Nick’s scholarly interests are Computer Science Education (CSEd), Computing Education Research (CER), and online pedagogy. He completed his PhD in March 2020, which investigated the learning and teaching of computer science education, specialising in delivery of computer programming modules. Post-PhD completion, Nicholas is involved with Knowledge Transfer Partnership (KTP) applications and in discussion with data-driven companies regarding research projects and consultancy work. Nicholas also now supervises current PhD students in fields associated with Data Science and Virtual Reality, in addition to mentoring departmental colleagues who are undertaking PhD research. During the COVID-19 pandemic, Nicholas began teaching online and recording videos to increase access and engagement with educational material. He passionate about pedagogy and utilises his research findings to inform curriculum design.

Course aims

  • To introduce the concept of artificial intelligence and its different paradigms
  • To provide an understanding of the real-world potential and limitations of artificial intelligence
  • To describe the reach of artificial intelligence in society today.

Learning outcomes

By the end of this course students should:

  • Understand the concept of artificial intelligence versus human intelligence
  • Understand the foundational concepts in mathematics and logic underpinning AI
  • Be able to identify examples of real-world applications of AI
  • Be able to discuss the social, ethical and sustainability dilemmas posed by AI
  • Understand some of the challenges, limitations, and pitfalls of AI in real world applications.

Assessment methods

You will be set two pieces of work for the course. The first of 500 words is due halfway through your course. This does not count towards your final outcome but preparing for it, and the feedback you are given, will help you prepare for your assessed piece of work of 1,500 words due at the end of the course. The assessed work is marked pass or fail.

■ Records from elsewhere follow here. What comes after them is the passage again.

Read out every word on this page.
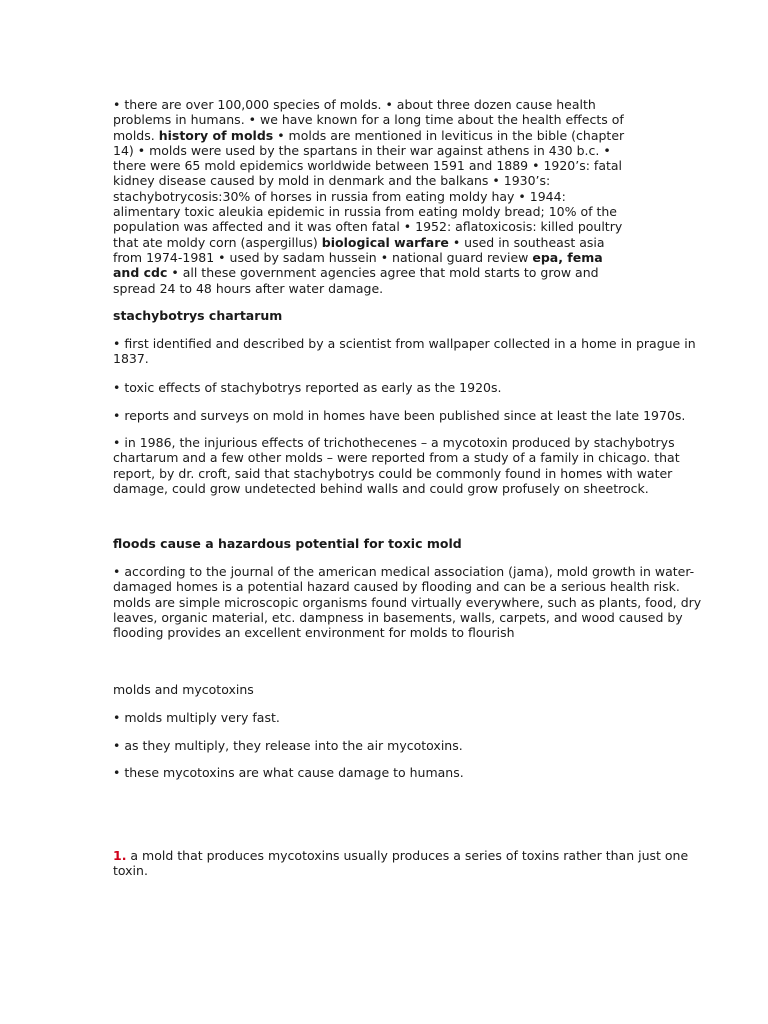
• there are over 100,000 species of molds. • about three dozen cause health problems in humans. • we have known for a long time about the health effects of molds. history of molds • molds are mentioned in leviticus in the bible (chapter 14) • molds were used by the spartans in their war against athens in 430 b.c. • there were 65 mold epidemics worldwide between 1591 and 1889 • 1920’s: fatal kidney disease caused by mold in denmark and the balkans • 1930’s: stachybotrycosis:30% of horses in russia from eating moldy hay • 1944: alimentary toxic aleukia epidemic in russia from eating moldy bread; 10% of the population was affected and it was often fatal • 1952: aflatoxicosis: killed poultry that ate moldy corn (aspergillus) biological warfare • used in southeast asia from 1974-1981 • used by sadam hussein • national guard review epa, fema and cdc • all these government agencies agree that mold starts to grow and spread 24 to 48 hours after water damage.

stachybotrys chartarum

• first identified and described by a scientist from wallpaper collected in a home in prague in 1837.

• toxic effects of stachybotrys reported as early as the 1920s.

• reports and surveys on mold in homes have been published since at least the late 1970s.

• in 1986, the injurious effects of trichothecenes – a mycotoxin produced by stachybotrys chartarum and a few other molds – were reported from a study of a family in chicago. that report, by dr. croft, said that stachybotrys could be commonly found in homes with water damage, could grow undetected behind walls and could grow profusely on sheetrock.

floods cause a hazardous potential for toxic mold

• according to the journal of the american medical association (jama), mold growth in water-damaged homes is a potential hazard caused by flooding and can be a serious health risk. molds are simple microscopic organisms found virtually everywhere, such as plants, food, dry leaves, organic material, etc. dampness in basements, walls, carpets, and wood caused by flooding provides an excellent environment for molds to flourish

molds and mycotoxins

• molds multiply very fast.

• as they multiply, they release into the air mycotoxins.

• these mycotoxins are what cause damage to humans.

1. a mold that produces mycotoxins usually produces a series of toxins rather than just one toxin.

English Language Requirements

We do not insist that applicants hold an English language certification, but warn that they may be at a disadvantage if their language skills are not of a comparable level to those qualifications listed on our website. If you are confident in your proficiency, please feel free to enrol. For more information regarding English language requirements please follow this link:


Please use the 'Book' or 'Apply' button on this page. Alternatively, please complete an application form.

Level and demands

FHEQ level 4, 10 weeks, approx 10 hours per week, therefore a total of about 100 study hours.

IT requirements

This course is delivered online; to participate you must to be familiar with using a computer for purposes such as sending email and searching the Internet. You will also need regular access to the Internet and a computer meeting our recommended minimum computer specification.